I understand how to square a number but I'm a little lost in my understanding as to why we would do it in certain circumstances?
For example.
If I take a number, say 20% and take another number 10% and divide 10 into 20 I get the figure 2.
You could liken this to an investment where the investment returns 20% and you would still keep that investment until it was returning 10% but not below. This would make 10% your minimum return. The resulting 2 would represent how many times the original value of the whole investment you would pay in order to achieve that 10% return. This is just hypothetical.
What would be achieved by squaring the 2 (making it 4). Is there some assumption to be made by squaring a number. If my question isn't clear then would anyone know if there is anything out there which explains the theory behind the reasons for squaring a figure and what is achieved. I often see this in maths but aren't sure what the reasons are for it.
Thanks.
Hi, thanks for the response.
It is indeed useful for that but I'm trying to work out if squaring a number (say, in the example I gave), would say something about the result of 4. For example, if I originally would pay 2 times as much for an investment because my minimum return was only half of what it is generating now then what would squaring the number achieve. I'm thinking of a specific example but it's far to extensive for me to put on a forum. The general concept is there.
I've tried to think of reasons for say, Squaring a Standard Deviation to get the Variance. It not only changes a possibly negative number to a positive figure but it more than doubles that figure as well.
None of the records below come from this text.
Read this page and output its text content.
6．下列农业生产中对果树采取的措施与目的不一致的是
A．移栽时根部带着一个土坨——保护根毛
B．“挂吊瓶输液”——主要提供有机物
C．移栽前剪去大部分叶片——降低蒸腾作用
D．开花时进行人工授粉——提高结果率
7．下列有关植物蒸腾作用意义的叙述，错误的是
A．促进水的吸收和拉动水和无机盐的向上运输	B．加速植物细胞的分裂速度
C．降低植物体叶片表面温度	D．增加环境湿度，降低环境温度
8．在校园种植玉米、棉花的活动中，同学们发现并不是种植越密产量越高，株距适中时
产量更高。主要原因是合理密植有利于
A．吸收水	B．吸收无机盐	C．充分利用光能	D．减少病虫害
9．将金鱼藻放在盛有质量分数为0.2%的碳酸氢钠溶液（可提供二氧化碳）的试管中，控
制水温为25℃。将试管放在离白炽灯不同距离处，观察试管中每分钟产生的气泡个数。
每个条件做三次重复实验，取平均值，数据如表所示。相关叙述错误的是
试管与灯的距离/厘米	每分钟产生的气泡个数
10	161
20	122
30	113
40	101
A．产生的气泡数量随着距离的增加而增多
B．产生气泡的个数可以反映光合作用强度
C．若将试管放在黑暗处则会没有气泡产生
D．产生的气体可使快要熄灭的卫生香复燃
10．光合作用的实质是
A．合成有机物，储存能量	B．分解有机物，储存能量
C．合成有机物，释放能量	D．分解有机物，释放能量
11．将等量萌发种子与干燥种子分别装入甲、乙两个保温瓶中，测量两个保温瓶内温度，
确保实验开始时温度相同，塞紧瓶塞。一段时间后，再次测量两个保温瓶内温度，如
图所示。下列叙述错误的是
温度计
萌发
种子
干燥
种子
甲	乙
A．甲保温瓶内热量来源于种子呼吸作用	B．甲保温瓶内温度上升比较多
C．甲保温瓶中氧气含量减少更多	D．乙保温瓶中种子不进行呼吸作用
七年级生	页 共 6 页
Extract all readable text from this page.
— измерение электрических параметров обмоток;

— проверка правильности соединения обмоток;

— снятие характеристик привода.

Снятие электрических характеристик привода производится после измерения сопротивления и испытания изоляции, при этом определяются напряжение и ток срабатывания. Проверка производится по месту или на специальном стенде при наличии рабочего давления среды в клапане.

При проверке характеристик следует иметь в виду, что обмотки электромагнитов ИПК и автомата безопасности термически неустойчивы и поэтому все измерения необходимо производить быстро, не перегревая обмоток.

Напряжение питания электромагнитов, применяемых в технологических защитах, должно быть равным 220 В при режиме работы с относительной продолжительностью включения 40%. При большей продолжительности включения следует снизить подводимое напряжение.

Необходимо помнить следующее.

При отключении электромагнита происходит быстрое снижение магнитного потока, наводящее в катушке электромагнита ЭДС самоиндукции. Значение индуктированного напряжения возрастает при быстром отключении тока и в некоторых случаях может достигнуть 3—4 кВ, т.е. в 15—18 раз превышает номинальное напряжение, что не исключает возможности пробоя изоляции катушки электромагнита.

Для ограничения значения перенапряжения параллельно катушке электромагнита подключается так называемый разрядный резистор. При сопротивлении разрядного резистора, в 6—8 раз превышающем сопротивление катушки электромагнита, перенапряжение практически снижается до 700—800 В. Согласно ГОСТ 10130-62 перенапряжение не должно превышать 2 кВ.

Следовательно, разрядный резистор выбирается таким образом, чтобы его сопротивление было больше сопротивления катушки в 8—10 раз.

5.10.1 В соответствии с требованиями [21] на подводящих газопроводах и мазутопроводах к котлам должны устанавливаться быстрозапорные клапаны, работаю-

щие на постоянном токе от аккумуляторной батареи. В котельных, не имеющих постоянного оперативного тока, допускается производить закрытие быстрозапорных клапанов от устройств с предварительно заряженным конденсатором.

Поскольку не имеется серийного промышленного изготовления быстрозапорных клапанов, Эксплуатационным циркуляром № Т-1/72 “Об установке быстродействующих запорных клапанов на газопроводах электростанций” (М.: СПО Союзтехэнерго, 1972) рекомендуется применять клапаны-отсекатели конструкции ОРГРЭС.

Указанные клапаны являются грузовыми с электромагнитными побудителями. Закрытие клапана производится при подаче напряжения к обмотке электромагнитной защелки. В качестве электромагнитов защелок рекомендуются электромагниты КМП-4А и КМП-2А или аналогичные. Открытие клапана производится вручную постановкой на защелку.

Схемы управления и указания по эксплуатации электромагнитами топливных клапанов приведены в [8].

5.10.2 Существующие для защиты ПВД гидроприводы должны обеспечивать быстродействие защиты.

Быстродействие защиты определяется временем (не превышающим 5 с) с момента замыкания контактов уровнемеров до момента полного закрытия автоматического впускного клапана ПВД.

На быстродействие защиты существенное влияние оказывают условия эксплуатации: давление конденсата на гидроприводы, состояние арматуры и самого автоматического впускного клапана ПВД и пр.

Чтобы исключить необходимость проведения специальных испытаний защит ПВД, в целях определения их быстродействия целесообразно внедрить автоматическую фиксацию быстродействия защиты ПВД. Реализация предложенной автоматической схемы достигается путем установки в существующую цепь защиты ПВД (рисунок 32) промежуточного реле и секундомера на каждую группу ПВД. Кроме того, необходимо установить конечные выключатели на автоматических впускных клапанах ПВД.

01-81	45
What meaning does squaring give the result?
Thanks
It is the otherway around squaring per se has no significance, you square because it does something you need done.
Aside: we do not square the standard deviation to get the variance. It is the variance which is of fundamental, we square root it to get the SD because that gives us something in the same units as the data and because a lot of things of statistical interest scale as the square root of the variance. Also, by definition SD is always non-negative.
CB
Thanks again but I'll put it another way this time.
If I have an investment which grows at 20% and I only require 10%. If I pay twice as much for that investment then I'll receive the 10% on the whole amount I invested. (never mind why I would do that). I say twice as much because 20% divided by 10% = 2.
If I take the original 20% return (the actual money I received) and re-invest it into the investment returning 20% (before I reinvested the returns) then that investment would grow. Either the numerator or the denominator would increase or both? I'm not sure.
What I do know is, if I was to square the number 2 (originally calculated) to give me 4, that number 4 now would mean that I would be paying 4 times the value for the original investment as opposed to 2. I squared the 2 because this is apparently the way to increase the original investment (by 4 in this case) when I reinvest the original 20% into that original investment earning 20%.
This is a financial fact but I don't understand why squaring works in this case. I was wondering if there's a way of analyzing this that I'm not seeing.
Thanks again.
Part of the problem is that you are being very loose with operations and the meanings behind them.
Let's just try labeling some of these values.
20% = .2 is a grow rate of an investment.
10% = .1 is another growth rate (which you call "required", but that only distracts us from the issue).
.2÷.1 = 2 ...... but this is essentially meaningless, unless you are trying to compare growth rates.
We have to label the investment. Call it P (for "principal").
What do you mean by "If I pay twice as much for that investment"? That English is so ambiguous...
How about "I invest twice as much"? That way, you can just compare the original amount, P, with twice that... which is 2P.
Now what do you mean by "the original 20% return"? Is it the principal plus interest, or just the interest? Then "the original 20% return" is either 1.2P (120% of P) or just .2P
Can you see why this is confusing?
To make things worse, you then go on to say that you are re-investing the "20% return" BEFORE you "reinvested the returns".
So you're jamming a whole bunch of numbers and computations together, but you haven't been very strict with what you are talking about.
Also, when you ask about the numerator or denominator increasing, that is misguided.